Не отрывая глаз от бутылки, которую он продолжал неторопливо крутить в руке, Рэндел подвел итог разговора:
—
По-моему, полковник сделал очень важное сообщение. Несмотря на более современное вооружение, которым он нас снабдит, и секретные сведения о действиях американцев, которые предоставит нам эль Дуэньо, время от времени Национальная гвардия будет одерживать над нами верх. Она может позволить себе потери — и людские, и материальные. А мы — нет. — Чайлдресс помолчал, отхлебнул из бутылки пива, потом, желая подчеркнуть свои слова, наставил ее на Делапоса. — Потерю одного отряда можно объяснить неудачным стечением обстоятельств. В конце концов, всякое бывает, и каждый это понимает. Но если такие случаи начнут повторяться, у нас могут возникнуть большие затруднения. Ведь мы с вами — деловые люди, а не патриоты. Нет никакой выгоды в том, чтобы стать героями посмертно.
Глядя на стакан, который он сжимал в ладонях, Делапос пожал плечами.
—
С такой логикой трудно спорить. Мы всегда должны на шаг опережать американцев и сохранять перевес. — Делапос взглянул на Чайлдресса, потом — на никарагуанца. — Как и вы, друзья мои, я считаю, что другого выбора у нас нет. — Подняв стакан, Делапос предложил Тост, чтобы скрепить договор. — Пора кончать болтовню и переходить к действиям. Сделать предстоит много, и чем раньше мы начнем, тем лучше.

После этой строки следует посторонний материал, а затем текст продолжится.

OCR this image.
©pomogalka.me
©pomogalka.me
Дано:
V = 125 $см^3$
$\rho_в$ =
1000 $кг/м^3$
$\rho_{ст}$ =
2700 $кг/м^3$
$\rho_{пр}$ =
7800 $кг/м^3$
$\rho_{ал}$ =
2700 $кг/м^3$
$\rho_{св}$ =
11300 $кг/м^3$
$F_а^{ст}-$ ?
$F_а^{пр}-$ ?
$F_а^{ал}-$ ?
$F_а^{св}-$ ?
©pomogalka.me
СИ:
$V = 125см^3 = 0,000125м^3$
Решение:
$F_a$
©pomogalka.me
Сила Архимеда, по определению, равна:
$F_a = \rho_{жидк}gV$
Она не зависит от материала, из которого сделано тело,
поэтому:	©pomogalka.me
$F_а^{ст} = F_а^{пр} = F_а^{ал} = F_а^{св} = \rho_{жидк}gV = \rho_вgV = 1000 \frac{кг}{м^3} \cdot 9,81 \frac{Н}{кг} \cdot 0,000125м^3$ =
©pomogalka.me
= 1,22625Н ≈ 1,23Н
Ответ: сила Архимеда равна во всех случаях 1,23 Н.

Американец и никарагуанец молча чокнулись с Делапосом и стали, не спеша, пить. При этом каждый искоса наблюдал за собеседниками, отлично сознавая, что они — лишь временные партнеры, по воле случая оказавшиеся в одной команде. Каждый из троих знал: и у остальных, и у Аламана есть собственные корыстные цели. И если придется спасать свою шкуру, каждый предаст остальных. В конце концов, все они — деловые люди.
13 августа, 10.30
Остин, Техас
Наполнявшая конференц-зал враждебность чувствовалась в каждом разговоре, в каждой реплике. И даже когда никто не говорил, у Диксона возникало ощущение, будто его пронзают невидимые кинжалы, летящие со стороны сидящих напротив губернатора и его окружения. Для подполковника, как и для всех представителей Форт-Худа, эта встреча оказалась на редкость трудной. "Уж лучше настоящий бой, чем те словесные нападки, которые на нас обрушились, — думал он. — В бою, по крайней мере, можно действовать. Здесь же, в присутствии губернатора Техаса, генерал-адъютанта и всей свиты приходится твердить заученные слова, терпеть язвительные наскоки да еще и улыбаться".

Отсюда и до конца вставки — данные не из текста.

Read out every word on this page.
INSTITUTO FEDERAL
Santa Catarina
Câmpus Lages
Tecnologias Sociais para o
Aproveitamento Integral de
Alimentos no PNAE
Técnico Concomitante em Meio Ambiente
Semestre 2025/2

Выступления были посвящены тому, как регулярная армия собирается решать проблемы на границе с Мексикой. Через пять дней в Форт-Худе должна состояться еще одна конференция — очередная показуха, чтобы убедить губернаторов юго-западных штатов, что федеральное правительство с пониманием относится к их тревогам и имеет реальный план действий для решения мексиканской проблемы. И вот теперь, из-за одностороннего отвода пограничных патрулей и развертывания Национальной гвардии для закрытия границы, этот план полетел ко всем чертям. Теперь, вместо того чтобы владеть ситуацией и представить решение, которое могло бы дать определенный простор для дипломатии, федеральное правительство было вынуждено как-то реагировать на инициативы губернатора Техаса. В результате командир корпуса и несколько ведущих офицеров отправились в столицу штата, чтобы ознакомить Вайса с чрезвычайными планами армии по мексиканской проблеме. Среди них находились и Длинный Эл с Диксоном, а также начальник дивизионной разведки.